The City of Revere, Massachusetts, 281 Broadway, is requesting the following variances of the Revised Ordinances of the City of Revere to enable the appellant to raze the existing fire station and construct a new fire station at 140 Lynnway, Revere, MA 02151:

Section 17.24.010 with respect to minimum front yard setback requirement of 20 feet within the RA District;

Section 17.24.010 with respect to minimum rear yard setback requirement of 30 feet within the RA District;

Section 17.24.010 with respect to minimum side yard setback requirement of 10 feet within the RA District;

Section 17.24.010 with respect to minimum usable open space requirement of 35% within the RA District;

Section 17.28.220 with respect to minimum setback of 10 feet for dumpsters;

Section 17.28.020 with respect to minimum parking of 1 space/4 seats for meeting hall.

The commissioners also unanimously approved a request from Bouchra Saouab to add a second floor to his house at 20 Hasey St.

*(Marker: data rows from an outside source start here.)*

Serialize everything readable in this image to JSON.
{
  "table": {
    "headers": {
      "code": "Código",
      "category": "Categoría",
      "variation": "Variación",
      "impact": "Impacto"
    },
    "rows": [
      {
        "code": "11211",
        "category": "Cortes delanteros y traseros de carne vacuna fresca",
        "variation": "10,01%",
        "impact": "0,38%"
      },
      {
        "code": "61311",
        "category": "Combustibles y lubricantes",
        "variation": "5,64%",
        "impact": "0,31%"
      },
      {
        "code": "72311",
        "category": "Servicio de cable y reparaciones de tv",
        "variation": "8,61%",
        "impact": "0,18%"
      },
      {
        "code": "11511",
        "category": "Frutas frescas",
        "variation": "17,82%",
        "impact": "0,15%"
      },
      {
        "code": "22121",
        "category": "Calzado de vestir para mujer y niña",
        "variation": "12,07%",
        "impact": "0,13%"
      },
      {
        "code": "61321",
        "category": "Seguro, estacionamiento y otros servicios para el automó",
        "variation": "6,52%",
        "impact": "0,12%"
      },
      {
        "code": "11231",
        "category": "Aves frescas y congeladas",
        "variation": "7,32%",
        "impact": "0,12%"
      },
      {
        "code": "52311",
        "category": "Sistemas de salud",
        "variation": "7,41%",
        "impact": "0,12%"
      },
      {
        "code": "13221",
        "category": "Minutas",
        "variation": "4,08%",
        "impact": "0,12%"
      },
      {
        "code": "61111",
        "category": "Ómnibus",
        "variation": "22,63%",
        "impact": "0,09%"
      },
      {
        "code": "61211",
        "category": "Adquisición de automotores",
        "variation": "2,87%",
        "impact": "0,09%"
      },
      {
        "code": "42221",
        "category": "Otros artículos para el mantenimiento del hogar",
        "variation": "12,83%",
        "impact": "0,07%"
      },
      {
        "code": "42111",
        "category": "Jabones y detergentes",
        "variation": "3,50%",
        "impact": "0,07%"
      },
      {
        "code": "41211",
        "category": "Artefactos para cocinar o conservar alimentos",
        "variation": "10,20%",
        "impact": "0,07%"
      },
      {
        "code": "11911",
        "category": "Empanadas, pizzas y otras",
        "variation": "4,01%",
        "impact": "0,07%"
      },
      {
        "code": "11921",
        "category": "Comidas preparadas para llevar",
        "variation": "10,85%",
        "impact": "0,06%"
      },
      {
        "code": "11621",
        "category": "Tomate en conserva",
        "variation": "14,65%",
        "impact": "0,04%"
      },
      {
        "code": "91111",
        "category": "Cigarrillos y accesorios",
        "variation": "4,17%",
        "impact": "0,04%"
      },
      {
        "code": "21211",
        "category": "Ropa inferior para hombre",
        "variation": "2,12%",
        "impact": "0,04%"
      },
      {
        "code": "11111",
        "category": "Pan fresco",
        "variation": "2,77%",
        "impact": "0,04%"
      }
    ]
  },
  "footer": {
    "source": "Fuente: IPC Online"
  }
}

Saouab noted that his family has five members and he needs to add more bedrooms to his house.

In another matter before the board, minor changes to an already-approved project at 191 Shirley Ave. unanimously were approved. Some of the new modifications include adding more than four feet in height to the building to accommodate keeping a significant architectural detail of a brick wall of the building on North Shore Road.

“The owner needs the additional height to keep part of the old building,” said Ward 2 Councilor Ira Novoselsky.

Other changes to the original plan approved by the board included reducing the number of parking spaces for trash and transformer use, as well as a handicapped use. Atty. Kari Ann Greene, who represented the owner, Craig Halijian, said that the modifications would not include any additional rental units in the project.

The commissioners unanimously approved the requests, but also reaffirmed the restrictions in the existing site plan findings, including the provision that since this is a transit-oriented project, no on-street parking permits may be granted to tenants living at this address.

In the final matter before the board, after a lengthy hearing that took up more than half of the meeting, the commissioners voted to continue the hearing on the appeal by JEK Enterprises, 7 Franklin Street, from the decision of the Building Inspector regarding the determination as to the current use of 7 Franklin Street, as set forth in the Order to Correct issued by the Building Inspector on January 19, 2021.

The order states in pertinent part: “Neither the NB (Neighborhood Business) zone nor any asserted grandfathered-use of the property supports any of the structures or premises being utilized for a 24/7 business operation, particularly with the movement of, and noise generated from, large vehicles and construction material.”

During the hearing, it was noted that JEK has been operating at this address for more than three years.

Council President Anthony Zambuto spoke in favor of continuing the hearing because of the arrival of numerous documents that the board recently had received. He urged the board “to let the process finish out.”

Ward 6 Councilor Richard Serino wanted a vote “tonight,” noting that this issue has been on-going for three months.

Chairman Tucker acknowledged that a lot of new evidence has been received by the board in the last 32 hours and that one commissioner had yet to receive all of the material.

“I hope things can be ironed-out between the lawyers and the city before the next meeting.” Tucker said in support of the motion to continue the hearing.